The Company is in the process of opening new stores and CSCs in the ordinary course of business, and leases signed subsequent to December 28, 2002 are not included in the above described commitment amounts. Rent expense, including equipment rental, was approximately $404.9 million, $398.1 million and $393.5 million in 2002, 2001, and 2000, respectively. Included in this rent expense was approximately $0.7 million, $0.7 million, and $1.1 million of contingent rent, otherwise known as percentage rent, in 2002, 2001, and 2000, respectively. Rent expense was reduced by sublease income of approximately $2.9 million in 2002, $3.0 million in both 2001 and 2000.

Guarantee of Private Label Credit Card Receivables: Office Depot has private label credit card programs that are managed by a financial services company. The Company acts as the guarantor of all loans between our commercial customers and the financial services company.

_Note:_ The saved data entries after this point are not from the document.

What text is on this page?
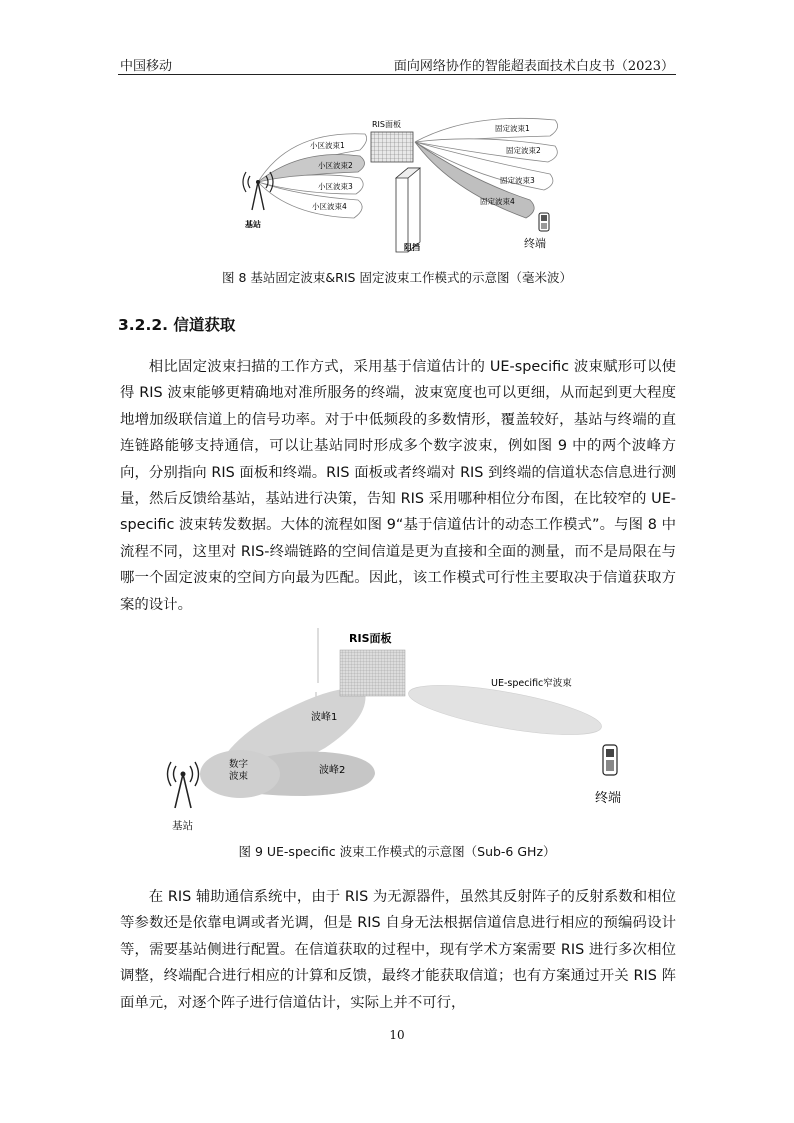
中国移动	面向网络协作的智能超表面技术白皮书（2023）
RIS面板
小区波束1
小区波束2
小区波束3
小区波束4
固定波束1
固定波束2
固定波束3
固定波束4
基站
阻挡	终端
图 8 基站固定波束&RIS 固定波束工作模式的示意图（毫米波）
3.2.2. 信道获取

相比固定波束扫描的工作方式，采用基于信道估计的 UE-specific 波束赋形可以使得 RIS 波束能够更精确地对准所服务的终端，波束宽度也可以更细，从而起到更大程度地增加级联信道上的信号功率。对于中低频段的多数情形，覆盖较好，基站与终端的直连链路能够支持通信，可以让基站同时形成多个数字波束，例如图 9 中的两个波峰方向，分别指向 RIS 面板和终端。RIS 面板或者终端对 RIS 到终端的信道状态信息进行测量，然后反馈给基站，基站进行决策，告知 RIS 采用哪种相位分布图，在比较窄的 UE-specific 波束转发数据。大体的流程如图 9“基于信道估计的动态工作模式”。与图 8 中流程不同，这里对 RIS-终端链路的空间信道是更为直接和全面的测量，而不是局限在与哪一个固定波束的空间方向最为匹配。因此，该工作模式可行性主要取决于信道获取方案的设计。

RIS面板
UE-specific窄波束
波峰1
波峰2
数字
波束
终端
基站
图 9 UE-specific 波束工作模式的示意图（Sub-6 GHz）

在 RIS 辅助通信系统中，由于 RIS 为无源器件，虽然其反射阵子的反射系数和相位等参数还是依靠电调或者光调，但是 RIS 自身无法根据信道信息进行相应的预编码设计等，需要基站侧进行配置。在信道获取的过程中，现有学术方案需要 RIS 进行多次相位调整，终端配合进行相应的计算和反馈，最终才能获取信道；也有方案通过开关 RIS 阵面单元，对逐个阵子进行信道估计，实际上并不可行，

10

The difference between the transfer amount and the amount received is recognized in store and warehouse operating and selling expense. Maximum exposure to off-balance sheet credit risk is represented by the outstanding balance of private label credit card receivables transferred, less reserves held by the financial services company which are funded by us. At December 28, 2002, the transferred amount totaled approximately $265.4 million. The fair value liability associated with risk of loss is included in accrued expenses.

Other: We are involved in litigation arising in the normal course of business. In our opinion, these matters will not materially affect our financial position or results of operations.